Aug 15, 2005 | The Human Genome Project has provided gene hunters with a rich terrain to search for errant genes responsible for a host of diseases. But as countless researchers can attest, some disease genes are easier to pinpoint than others. In particular, the quest for genes that underlie extremely rare disorders or contribute to complex traits confounded by environmental factors remains a formidable challenge.
Category: Discovery and Basic Research
Title: Whole-Genome SNP Scanning Pipeline
to Identify Disease-Causing Lesions
Organization: Translational Genomics
Research Institute (TGen)
Partners: Affymetrix and Silicon Genetics
At the Translational Genomics Research Institute (TGen) in Phoenix, Ariz. (see “A Diamond in the Desert
,” December 2003 Bio-IT World
, page 26), Dietrich Stephan, David Craig, and colleagues have developed an industrial-style informatics strategy and discovery infrastructure that has pinpointed some 25 disease genes in the past 24 months, many of which are pending identification.
The TGen pipeline uses Affymetrix microarrays and the VARIA algorithm from Silicon Genetics (recently acquired by Agilent Technologies) to locate and identify disease-causing mutations. TGen claims a 100-fold increase in throughput using array-based genetic scanning approaches, automated data extraction and warehousing, and automated analysis.
“This pipeline has allowed us...to scan the genomes at ultra-high density [more than 11,500 positions in each individual] in over 10,000 individuals — and identify the genetic bases of five human conditions,” says Stephan. These include a form of sudden infant death syndrome (SIDS), intractable epilepsy, and forms of mental retardation and spinocerebellar ataxia.
The genotyping strategy uses single nucleotide polymorphisms (SNPs) rather than microsatellite markers, which provide superior “accuracy, informativeness, marker density, availability of analysis options, and throughput,” says Stephan. The core of the TGen pipeline is Affymetrix 10K SNP GeneChip arrays. “We’ve fully equipped the lab with the Affy hardware and find it very easy and reproducible,” says Stephan. “We did buy a Sequenom and an Illumina for the Institute, but haven’t yet worked our way into those technologies.”
| ||DATAGENIC: TGen's Dietrich |
Stephan and colleagues
assisted in pinpointing 25
disease genes in two years.
Setting up the pipeline required an extraordinary amount of validation for accuracy and replication quality. The quality and reproducibility of the Affymetrix arrays were checked against sequence data from various sources, yielding excellent concordance and reproducibility rates from 99.5 to 99.99 percent. Although a SNP carries less information than a microsatellite marker, the sheer number and speed of SNP genotyping produces much greater information content at any point in the genome.
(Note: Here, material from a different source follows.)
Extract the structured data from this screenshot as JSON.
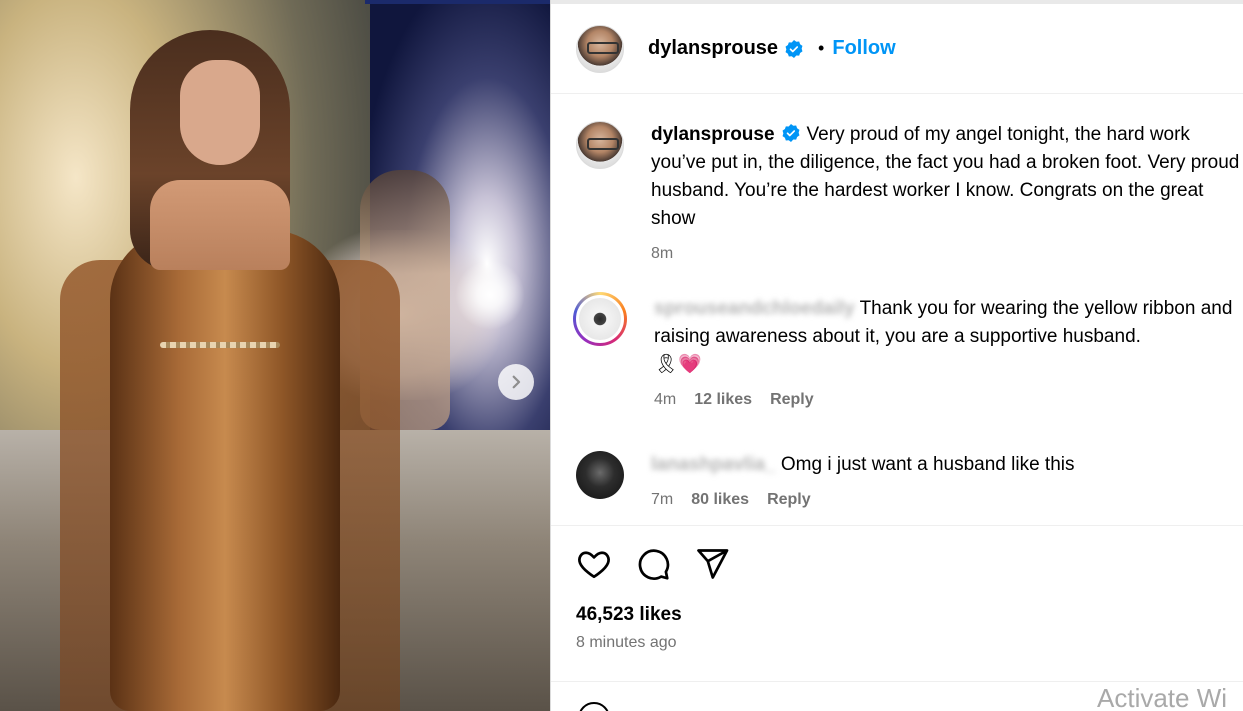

Stephan says the SNP pipeline workflow “generates two orders of magnitude increase in throughput.” With a genome-wide panel of 400 microsatellites, it would typically take the TGen group two weeks to type 384 individuals — an annual pace of 3.5 million genotypes (8,640 individuals). By contrast, a single SNP array (which takes three days to run) can produce 11,555 SNP genotypes. The TGen lab runs 1,000 arrays per week in parallel, or close to 600 million genotypes per year, with no additional call checking. A bar-coding system tracks all data through the pipeline and into an Affymetrix GCOS warehouse, before they are exported into Silicon Genetics’ VARIA algorithm for analysis.
“What sets VARIA apart,” explains Stephan, “is that it works seamlessly with the Affymetrix 10K genotyping data. The algorithm is able to handle the huge number of genotype calls where other freeware fails... Additionally, the software has wonderful graphics which make visualizing pedigrees with haplotypes trivial.” Stephan’s group served as an alpha site for the software. “Working with [Silicon Genetics], we ironed out the bugs and got it working at a practical level.”
Stephan’s team’s first real test was to apply VARIA on data from a family with SIDDT (SIDS with dysgenesis of the testes). After tracing the errant gene to chromosome 6, DNA sequencing revealed a single-base insertion in a gene called TSPYL. Impressively, the linkage scanning and gene identification portion of the SIDDT project was finished in just five days. These results were published in 2004 (see “Genome Scan Yields SIDS Clue,” August 2004 Bio-IT World, page 10).
The TGen data management and analysis engine workflow is recognized as the largest linkage scanning genotyping pipeline in the country. Stephan’s division is an Affymetrix Center of Excellence in Genotyping and Resequencing. More recently, using Affymetrix 100K and 500K arrays, the group is partnering with other disease consortia, including Alzheimer’s, bipolar disorder, and multiple sclerosis. It is tracking samples in such a way as to enable pharma partners to select subsets of patients with certain clinical nuances or genomic subtypes and then enroll them in prospective trials. Stephan has devoted about one-third of his lab over the past six months to the National Alliance for Autism Research’s Autism Genome Project, performing linkage scans on more than 7,500 DNA samples from 1,500 families.